An amplifier basically takes an input signal (usually low power), and adjusts the power of the output to properly match it. Overall current is fairly small in headphones, and the power requirements aren't much, either. The ideal output of the amplifier is a high-power version of the input, the "straight wire with gain" ideal. Typically this is done by transistor-based ICs, where the input and output sides can pretty much be isolated from one another.
A capacitor in the way is mostly to handle bursts of pull, and to keep a stable voltage. After a certain amount of charge, anything bigger is pointless, unless there are large losses in the system (many separate components vs. few integrated components, FI), or some other design consideration requiring more.
Typically, you won't surpass 15mW by the time you're up to ear-splitting volumes.

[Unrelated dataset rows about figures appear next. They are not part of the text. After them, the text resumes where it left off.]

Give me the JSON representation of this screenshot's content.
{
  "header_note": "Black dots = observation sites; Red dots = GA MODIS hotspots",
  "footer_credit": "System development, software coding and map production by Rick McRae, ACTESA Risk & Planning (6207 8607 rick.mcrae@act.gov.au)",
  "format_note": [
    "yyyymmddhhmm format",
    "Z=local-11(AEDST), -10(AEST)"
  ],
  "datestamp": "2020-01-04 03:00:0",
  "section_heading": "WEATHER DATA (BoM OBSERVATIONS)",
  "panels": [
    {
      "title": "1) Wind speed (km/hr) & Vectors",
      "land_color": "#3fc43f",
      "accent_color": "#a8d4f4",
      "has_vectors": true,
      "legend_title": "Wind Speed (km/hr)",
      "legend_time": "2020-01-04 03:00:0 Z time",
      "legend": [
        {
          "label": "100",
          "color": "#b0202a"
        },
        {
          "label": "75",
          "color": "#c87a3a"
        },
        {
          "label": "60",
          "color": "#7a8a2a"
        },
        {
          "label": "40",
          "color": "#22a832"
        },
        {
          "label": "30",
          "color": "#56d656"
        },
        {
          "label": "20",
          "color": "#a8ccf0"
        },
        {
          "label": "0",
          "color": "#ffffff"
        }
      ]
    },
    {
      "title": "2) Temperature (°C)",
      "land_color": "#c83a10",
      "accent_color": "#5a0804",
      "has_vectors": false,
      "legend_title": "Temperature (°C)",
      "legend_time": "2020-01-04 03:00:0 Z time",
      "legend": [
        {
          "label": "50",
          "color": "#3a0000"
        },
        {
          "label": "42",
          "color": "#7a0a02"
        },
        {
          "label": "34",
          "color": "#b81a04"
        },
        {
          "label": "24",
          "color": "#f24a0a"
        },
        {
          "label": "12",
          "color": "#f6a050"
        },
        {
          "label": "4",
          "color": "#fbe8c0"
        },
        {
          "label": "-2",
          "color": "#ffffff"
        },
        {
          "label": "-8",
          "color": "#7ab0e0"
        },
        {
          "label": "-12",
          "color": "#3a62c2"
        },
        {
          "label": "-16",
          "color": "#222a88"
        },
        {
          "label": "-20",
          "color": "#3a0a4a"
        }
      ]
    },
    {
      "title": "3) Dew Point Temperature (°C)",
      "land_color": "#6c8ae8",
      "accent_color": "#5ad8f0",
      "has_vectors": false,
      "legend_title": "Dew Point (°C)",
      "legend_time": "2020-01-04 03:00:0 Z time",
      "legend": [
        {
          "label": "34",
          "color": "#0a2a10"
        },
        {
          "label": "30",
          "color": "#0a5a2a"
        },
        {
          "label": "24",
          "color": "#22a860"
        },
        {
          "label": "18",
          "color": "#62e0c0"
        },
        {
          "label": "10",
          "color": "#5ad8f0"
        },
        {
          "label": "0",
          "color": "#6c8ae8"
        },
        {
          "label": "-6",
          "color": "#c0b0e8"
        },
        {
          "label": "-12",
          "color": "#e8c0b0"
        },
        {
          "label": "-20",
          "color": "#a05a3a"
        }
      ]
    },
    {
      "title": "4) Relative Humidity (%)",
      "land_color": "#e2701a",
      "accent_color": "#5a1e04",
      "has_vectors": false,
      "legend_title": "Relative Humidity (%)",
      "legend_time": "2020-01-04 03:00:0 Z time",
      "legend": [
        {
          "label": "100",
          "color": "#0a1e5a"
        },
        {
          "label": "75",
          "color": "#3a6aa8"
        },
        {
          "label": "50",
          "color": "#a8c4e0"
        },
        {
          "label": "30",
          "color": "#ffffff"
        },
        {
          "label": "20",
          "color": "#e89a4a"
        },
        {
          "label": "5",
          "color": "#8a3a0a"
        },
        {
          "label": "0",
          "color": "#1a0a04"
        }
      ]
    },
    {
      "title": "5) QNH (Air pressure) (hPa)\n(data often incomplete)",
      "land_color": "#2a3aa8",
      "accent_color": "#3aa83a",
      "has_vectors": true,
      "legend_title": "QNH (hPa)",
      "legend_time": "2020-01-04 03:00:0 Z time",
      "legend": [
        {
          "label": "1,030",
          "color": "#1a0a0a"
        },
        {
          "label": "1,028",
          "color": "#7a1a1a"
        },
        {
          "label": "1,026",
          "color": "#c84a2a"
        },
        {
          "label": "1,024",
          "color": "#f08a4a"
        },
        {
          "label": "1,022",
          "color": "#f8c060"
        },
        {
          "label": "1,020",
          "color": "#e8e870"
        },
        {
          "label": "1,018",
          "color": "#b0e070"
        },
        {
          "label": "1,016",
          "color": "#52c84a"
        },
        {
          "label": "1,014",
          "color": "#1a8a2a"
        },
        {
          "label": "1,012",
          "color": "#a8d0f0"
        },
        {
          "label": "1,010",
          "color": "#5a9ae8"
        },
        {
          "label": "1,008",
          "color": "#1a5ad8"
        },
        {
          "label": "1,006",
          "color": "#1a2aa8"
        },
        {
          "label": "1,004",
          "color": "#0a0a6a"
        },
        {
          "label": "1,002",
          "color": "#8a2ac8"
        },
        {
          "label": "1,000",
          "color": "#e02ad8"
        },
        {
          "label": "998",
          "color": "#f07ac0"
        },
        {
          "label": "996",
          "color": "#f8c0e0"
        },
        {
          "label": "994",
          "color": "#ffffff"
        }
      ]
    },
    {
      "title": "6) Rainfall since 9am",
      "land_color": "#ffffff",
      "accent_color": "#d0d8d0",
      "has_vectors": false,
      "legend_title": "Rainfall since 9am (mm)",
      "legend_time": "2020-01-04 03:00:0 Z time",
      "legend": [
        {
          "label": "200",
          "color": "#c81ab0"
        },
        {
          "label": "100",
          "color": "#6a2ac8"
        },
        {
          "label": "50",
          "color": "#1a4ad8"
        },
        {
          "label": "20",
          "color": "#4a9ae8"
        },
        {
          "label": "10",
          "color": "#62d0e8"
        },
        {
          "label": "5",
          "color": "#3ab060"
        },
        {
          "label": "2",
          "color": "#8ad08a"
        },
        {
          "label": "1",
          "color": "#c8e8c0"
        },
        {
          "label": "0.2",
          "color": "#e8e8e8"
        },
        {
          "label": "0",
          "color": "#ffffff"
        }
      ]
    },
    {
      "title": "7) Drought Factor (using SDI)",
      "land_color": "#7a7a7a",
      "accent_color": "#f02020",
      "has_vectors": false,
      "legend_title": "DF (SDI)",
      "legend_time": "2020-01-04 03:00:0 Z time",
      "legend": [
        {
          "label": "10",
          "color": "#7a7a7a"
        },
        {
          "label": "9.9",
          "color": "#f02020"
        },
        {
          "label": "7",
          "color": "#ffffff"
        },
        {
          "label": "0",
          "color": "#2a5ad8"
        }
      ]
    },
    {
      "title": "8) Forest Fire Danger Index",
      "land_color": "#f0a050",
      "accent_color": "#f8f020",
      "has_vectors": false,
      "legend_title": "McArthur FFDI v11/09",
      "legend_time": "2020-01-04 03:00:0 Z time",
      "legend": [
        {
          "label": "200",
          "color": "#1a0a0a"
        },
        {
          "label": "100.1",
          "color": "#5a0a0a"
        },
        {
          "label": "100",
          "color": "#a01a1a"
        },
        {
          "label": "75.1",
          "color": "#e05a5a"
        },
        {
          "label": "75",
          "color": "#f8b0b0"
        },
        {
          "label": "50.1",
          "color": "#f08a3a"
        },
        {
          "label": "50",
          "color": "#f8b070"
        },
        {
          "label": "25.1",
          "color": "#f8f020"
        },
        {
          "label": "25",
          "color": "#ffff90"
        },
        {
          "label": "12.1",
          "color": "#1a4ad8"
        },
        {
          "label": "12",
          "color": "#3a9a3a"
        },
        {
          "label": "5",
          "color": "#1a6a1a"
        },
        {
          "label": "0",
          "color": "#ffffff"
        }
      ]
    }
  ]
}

Being extremely insensitive to the load (which varies by frequency, and quite a bit) is much more important than actual power for headphones. As such, the trouble with fitting them into tiny parts is really cramming the necessary circuitry in there, and keeping noise down, and all the while, work on it by hand (small market = not enough $$$ for much automation), and still fit a battery that is easy to replace.
None of what it does has much to do with its size. The size of them, which is actually exceptionally large, is necessitated by having to use many discrete parts, rather than being able to stick it all inside of a small chip. If the demand were high enough, that could and would be done, and would add only a very small bit of size to current portable players.
Maybe growing up with an electrician and HAM for father has colored my view on such things, but I very much see it as, "finally, it's getting down to size," rather than, "how is something so small sounding so good?" Antennae take up space. Capacitors take up space. The rest really could be microscopic, or very near it, inside of a typical IC package, except that there is not a large enough demand for to warrant it. If the demand were high enough, a very good amp could just be a single IC with a capcitor behind it.